Question

A 15.0-kg object and a m^2 =10.0-kg object are joined by a cord that passes over a pulley with a radius of R =10.0 cm and a mass of M = 3.00 kg. The cord has a negligible mass and does not slip on the pulley. The pulley rotates on its axis without friction. The objects are released from rest when they are 3.00m apart and are free to fall. Ignore air resistance. Treat the pulley as a uniform disk, and determine the speeds of the two objects as they pass each other.

Answer 1

Step-by-step explanation:

Let the common acceleration of the system of mass pulley be a .

For motion of 15 kg which is going down

15g - T₁ = 15a , T₁ is tension in the spring . ( motion of 15 kg )

T₂ - 3g = 3a , T₂ is tension in the spring .( motion of 3 kg )

(T₁ - T₂ ) x.10 = I α , I is moment of inertia of disc , α is angular acceleration ( rotational motion of pulley )

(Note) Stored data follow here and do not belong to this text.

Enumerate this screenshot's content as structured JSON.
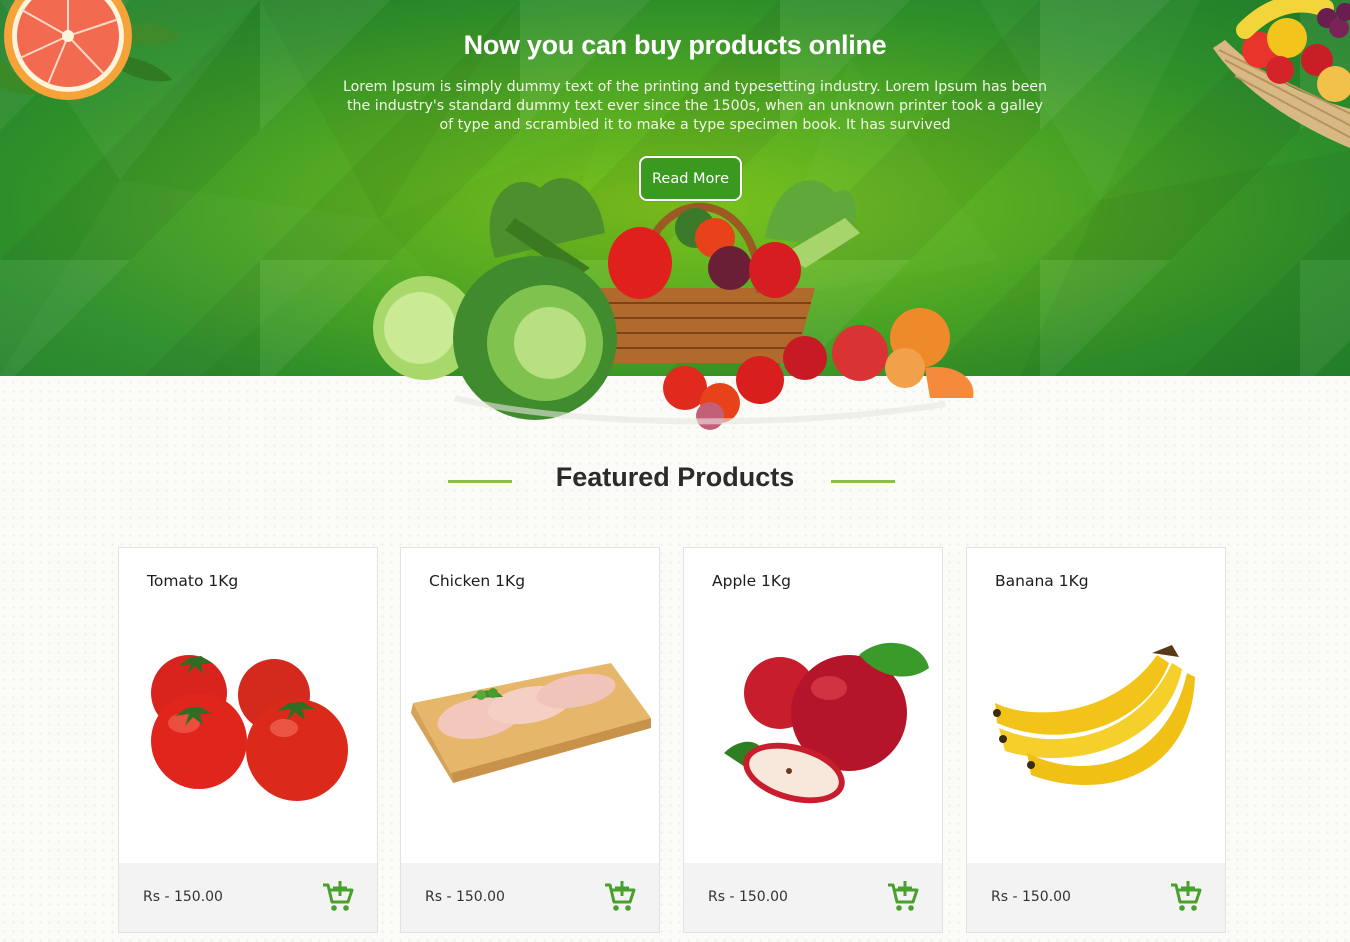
{
  "hero": {
    "title": "Now you can buy products online",
    "description": "Lorem Ipsum is simply dummy text of the printing and typesetting industry. Lorem Ipsum has been the industry's standard dummy text ever since the 1500s, when an unknown printer took a galley of type and scrambled it to make a type specimen book. It has survived",
    "read_more_label": "Read More"
  },
  "featured": {
    "title": "Featured Products"
  },
  "products": [
    {
      "name": "Tomato 1Kg",
      "price": "Rs - 150.00",
      "icon": "tomato-image"
    },
    {
      "name": "Chicken 1Kg",
      "price": "Rs - 150.00",
      "icon": "chicken-image"
    },
    {
      "name": "Apple 1Kg",
      "price": "Rs - 150.00",
      "icon": "apple-image"
    },
    {
      "name": "Banana 1Kg",
      "price": "Rs - 150.00",
      "icon": "banana-image"
    }
  ],
  "colors": {
    "brand_green": "#3a9a1f",
    "cart_icon": "#4aa02c",
    "accent_line": "#8bbf4a"
  }
}
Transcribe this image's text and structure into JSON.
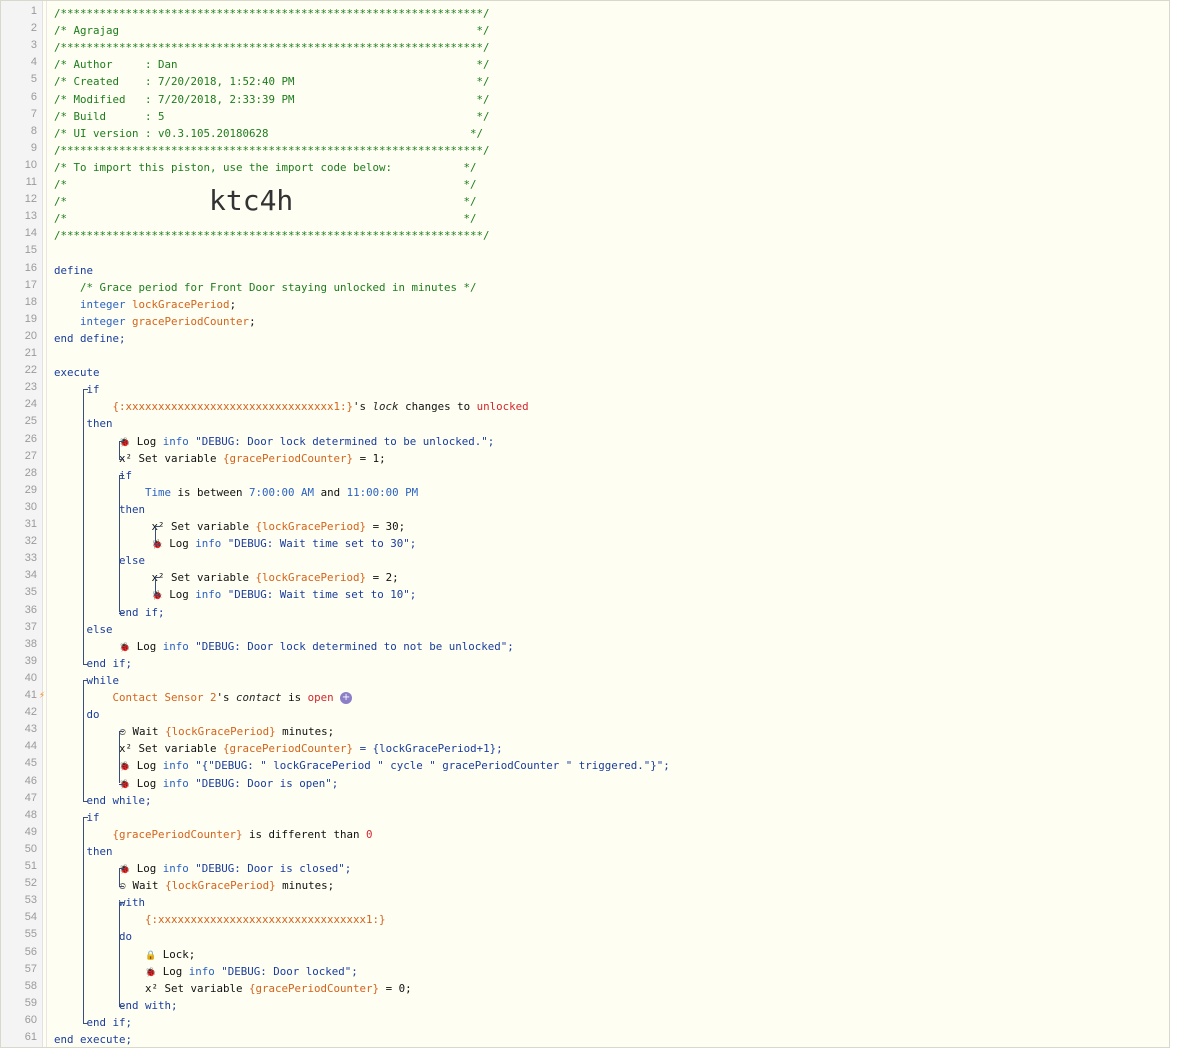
{
  "header": {
    "border": "/*****************************************************************/",
    "title_line": "/* Agrajag                                                       */",
    "author_line": "/* Author     : Dan                                              */",
    "created_line": "/* Created    : 7/20/2018, 1:52:40 PM                            */",
    "modified_line": "/* Modified   : 7/20/2018, 2:33:39 PM                            */",
    "build_line": "/* Build      : 5                                                */",
    "ui_line": "/* UI version : v0.3.105.20180628                               */",
    "import_line": "/* To import this piston, use the import code below:           */",
    "blank_line": "/*                                                             */",
    "import_code": "ktc4h"
  },
  "colors": {
    "comment": "#1d7d1d",
    "keyword": "#1a3d9e",
    "variable": "#d4631c",
    "value": "#d4272d",
    "accent_plus": "#8d7ec8",
    "bolt": "#f08a24"
  },
  "code": {
    "define": "define",
    "grace_comment": "/* Grace period for Front Door staying unlocked in minutes */",
    "integer": "integer",
    "var_lock": "lockGracePeriod",
    "var_counter": "gracePeriodCounter",
    "semicolon": ";",
    "end_define": "end define;",
    "execute": "execute",
    "if": "if",
    "then": "then",
    "else": "else",
    "end_if": "end if;",
    "while": "while",
    "do": "do",
    "end_while": "end while;",
    "with": "with",
    "end_with": "end with;",
    "end_execute": "end execute;",
    "device_x": "{:xxxxxxxxxxxxxxxxxxxxxxxxxxxxxxxx1:}",
    "s_suffix": "'s ",
    "lock_attr": "lock",
    "changes_to": " changes to ",
    "unlocked": "unlocked",
    "log": " Log ",
    "info": "info",
    "msg_unlocked": " \"DEBUG: Door lock determined to be unlocked.\";",
    "set_variable": " Set variable ",
    "brace_counter": "{gracePeriodCounter}",
    "brace_lock": "{lockGracePeriod}",
    "eq_1": " = 1;",
    "time": "Time",
    "is_between": " is between ",
    "time_start": "7:00:00 AM",
    "and": " and ",
    "time_end": "11:00:00 PM",
    "eq_30": " = 30;",
    "msg_wait_30": " \"DEBUG: Wait time set to 30\";",
    "eq_2": " = 2;",
    "msg_wait_10": " \"DEBUG: Wait time set to 10\";",
    "msg_not_unlocked": " \"DEBUG: Door lock determined to not be unlocked\";",
    "contact_sensor": "Contact Sensor 2",
    "contact_attr": "contact",
    "is": " is ",
    "open": "open",
    "wait": " Wait ",
    "minutes": " minutes;",
    "eq_lock_plus1": " = {lockGracePeriod+1};",
    "msg_cycle": " \"{\"DEBUG: \" lockGracePeriod \" cycle \" gracePeriodCounter \" triggered.\"}\";",
    "msg_door_open": " \"DEBUG: Door is open\";",
    "is_different_than": " is different than ",
    "zero": "0",
    "msg_closed": " \"DEBUG: Door is closed\";",
    "lock_cmd": " Lock;",
    "msg_locked": " \"DEBUG: Door locked\";",
    "eq_0": " = 0;",
    "x2": "x²",
    "plus": "+"
  },
  "icons": {
    "bug": "bug-icon",
    "clock": "clock-icon",
    "lock": "lock-icon",
    "bolt": "bolt-icon",
    "plus": "plus-icon"
  },
  "line_count": 61
}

(T₁ - T₂ ) x.10 = 1/2 x 3 x .10² x( a / .10 ) ( linear accn = angular accn x radius )

(T₁ - T₂ ) = 3/2 a

adding previous equation

T₂ - T₁ + 12g = 18a

- 3/2 a + 12g = 18a

12g = 19.5 a

a = 6.03 m / s²

relative acceleration between the two = 12.06 m /s² ( they are coming towards each other )

distance = 3m

s = ut + 1/2 at²

3 = 1/2 x 12.06 t²

t = .71 s